God loves me. God cares for me. God is right here with me. One of the phrases Matt and I like to hear from each other is, "I'm right here. I'm with you." Sometimes, it's a little silly because we know the other person is there...they are right there! However, it's not meant in the physical sense necessarily, but the Spiritual, we are bound together and we choose that, and we love each other. It was as if God was telling me, "I'm right here. I'm with you." And so, I fell asleep next to the bridesmaid dresses and ball dress next to me on the bed, comforted, that I am not alone, I am not meant to live and carry out these things alone. He really is right here with me. Now, it's my turn to act like it and live like it again, or even more than before. This morning I was listening to Barlow Girl, a favorite, their "Surrender" song...

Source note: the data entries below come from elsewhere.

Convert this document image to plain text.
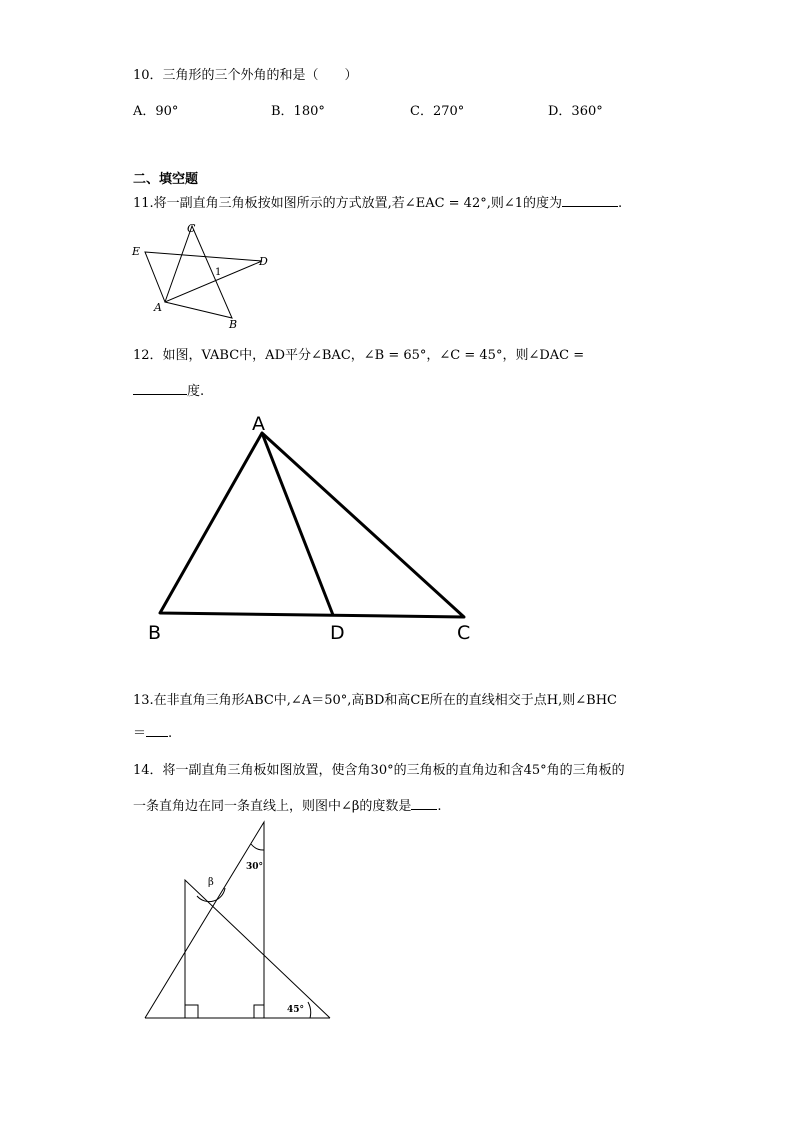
10．三角形的三个外角的和是（　　）
A．90°	B．180°	C．270°	D．360°
二、填空题
11.将一副直角三角板按如图所示的方式放置,若∠EAC = 42°,则∠1的度为	.
C
E
D
A
B
1
12．如图，VABC中，AD平分∠BAC，∠B = 65°，∠C = 45°，则∠DAC =
度.
A
B	D	C
13.在非直角三角形ABC中,∠A＝50°,高BD和高CE所在的直线相交于点H,则∠BHC
＝ .
14．将一副直角三角板如图放置，使含角30°的三角板的直角边和含45°角的三角板的
一条直角边在同一条直线上，则图中∠β的度数是 .
β
30°
45°
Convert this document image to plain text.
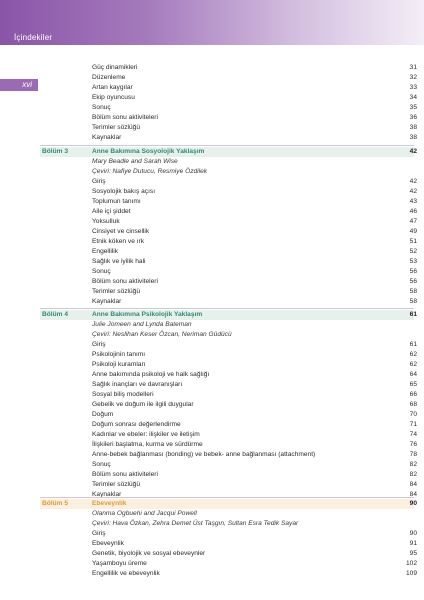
İçindekiler
xvi
Güç dinamikleri	31
Düzenleme	32
Artan kaygılar	33
Ekip oyuncusu	34
Sonuç	35
Bölüm sonu aktiviteleri	36
Terimler sözlüğü	38
Kaynaklar	38
Bölüm 3	Anne Bakımına Sosyolojik Yaklaşım	42
Mary Beadle and Sarah Wise
Çeviri: Nafiye Dutucu, Resmiye Özdilek
Giriş	42
Sosyolojik bakış açısı	42
Toplumun tanımı	43
Aile içi şiddet	46
Yoksulluk	47
Cinsiyet ve cinsellik	49
Etnik köken ve ırk	51
Engellilik	52
Sağlık ve iyilik hali	53
Sonuç	56
Bölüm sonu aktiviteleri	56
Terimler sözlüğü	58
Kaynaklar	58
Bölüm 4	Anne Bakımına Psikolojik Yaklaşım	61
Julie Jomeen and Lynda Bateman
Çeviri: Neslihan Keser Özcan, Neriman Güdücü
Giriş	61
Psikolojinin tanımı	62
Psikoloji kuramları	62
Anne bakımında psikoloji ve halk sağlığı	64
Sağlık inançları ve davranışları	65
Sosyal biliş modelleri	66
Gebelik ve doğum ile ilgili duygular	68
Doğum	70
Doğum sonrası değerlendirme	71
Kadınlar ve ebeler: ilişkiler ve iletişim	74
İlişkileri başlatma, kurma ve sürdürme	76
Anne-bebek bağlanması (bonding) ve bebek- anne bağlanması (attachment)	78
Sonuç	82
Bölüm sonu aktiviteleri	82
Terimler sözlüğü	84
Kaynaklar	84
Bölüm 5	Ebeveynlik	90
Olanma Ogbuehi and Jacqui Powell
Çeviri: Hava Özkan, Zehra Demet Üst Taşgın, Sultan Esra Tedik Sayar
Giriş	90
Ebeveynlik	91
Genetik, biyolojik ve sosyal ebeveynler	95
Yaşamboyu üreme	102
Engellilik ve ebeveynlik	109
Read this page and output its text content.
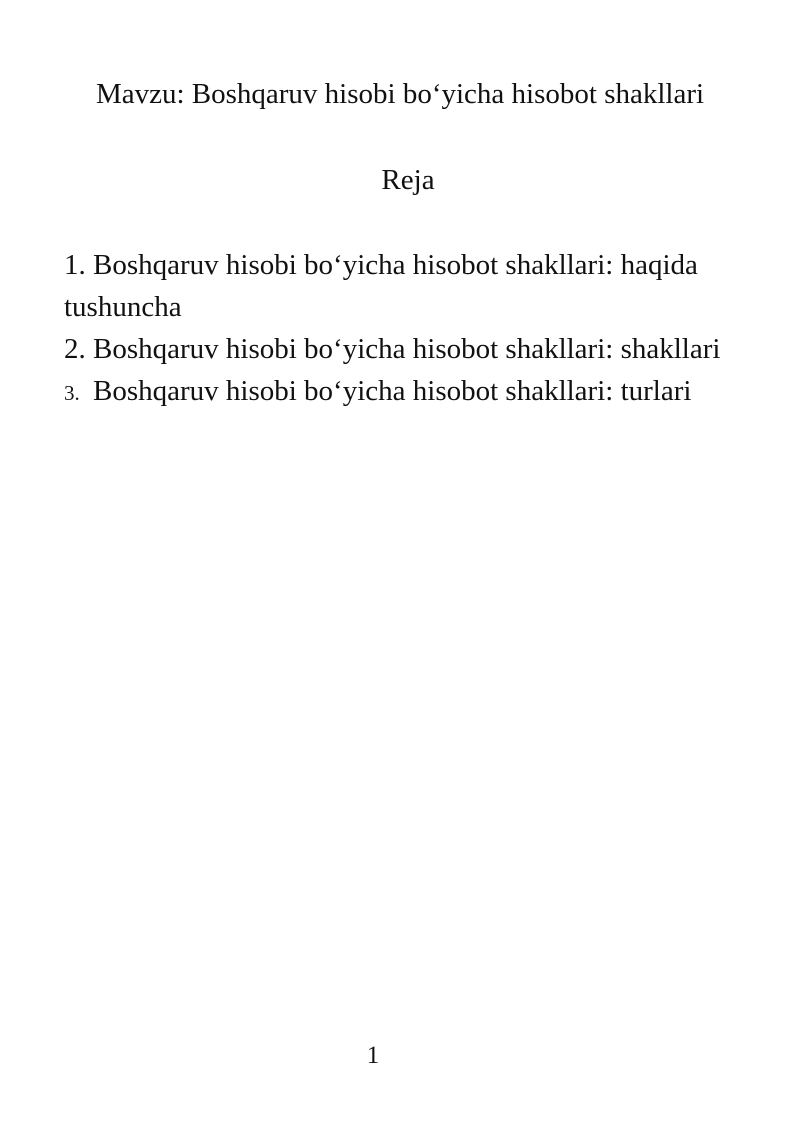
Mavzu: Boshqaruv hisobi bo‘yicha hisobot shakllari
Reja
1. Boshqaruv hisobi bo‘yicha hisobot shakllari: haqida tushuncha
2. Boshqaruv hisobi bo‘yicha hisobot shakllari: shakllari
3. Boshqaruv hisobi bo‘yicha hisobot shakllari: turlari
1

"My hands hold safely to my dreams
Clutching tightly not one has fallen
So many years I've shaped each one
Reflecting my heart showing who I am
Now you're asking me to show
What I'm holding oh so tightly
Can't open my hands can't let go
Does it matter?
Should I show you?
Can't you let me go?
Surrender, surrender you whisper gently
You say I will be free
I know but can't you see?
My dreams are me. My dreams are me
You say you have a plan for me
And that you want the best for my life
Told me the world had yet to see
What you can do with one
That's committed to Your call
I know of course what I should do
That I can't hold these dreams forever
If I give them now to You
Will You take them away forever?
Or can I dream again?"
So, here I am, letting go of the control and trying to live like I am blessed because I know I am. I know this will be a continuous process since these things sometimes "creep up on me," but I'm not walking alone. I am also reminded of Matthew 6:25-34. He really does care for me. Wow, I really am blessed..."thank You for saving me...for we know Your truth has set us free...You've set you're hope in me...Great is the Lord" (Delirious).
*I love you, Matt. Thanks for your call this morning. I am so blessed!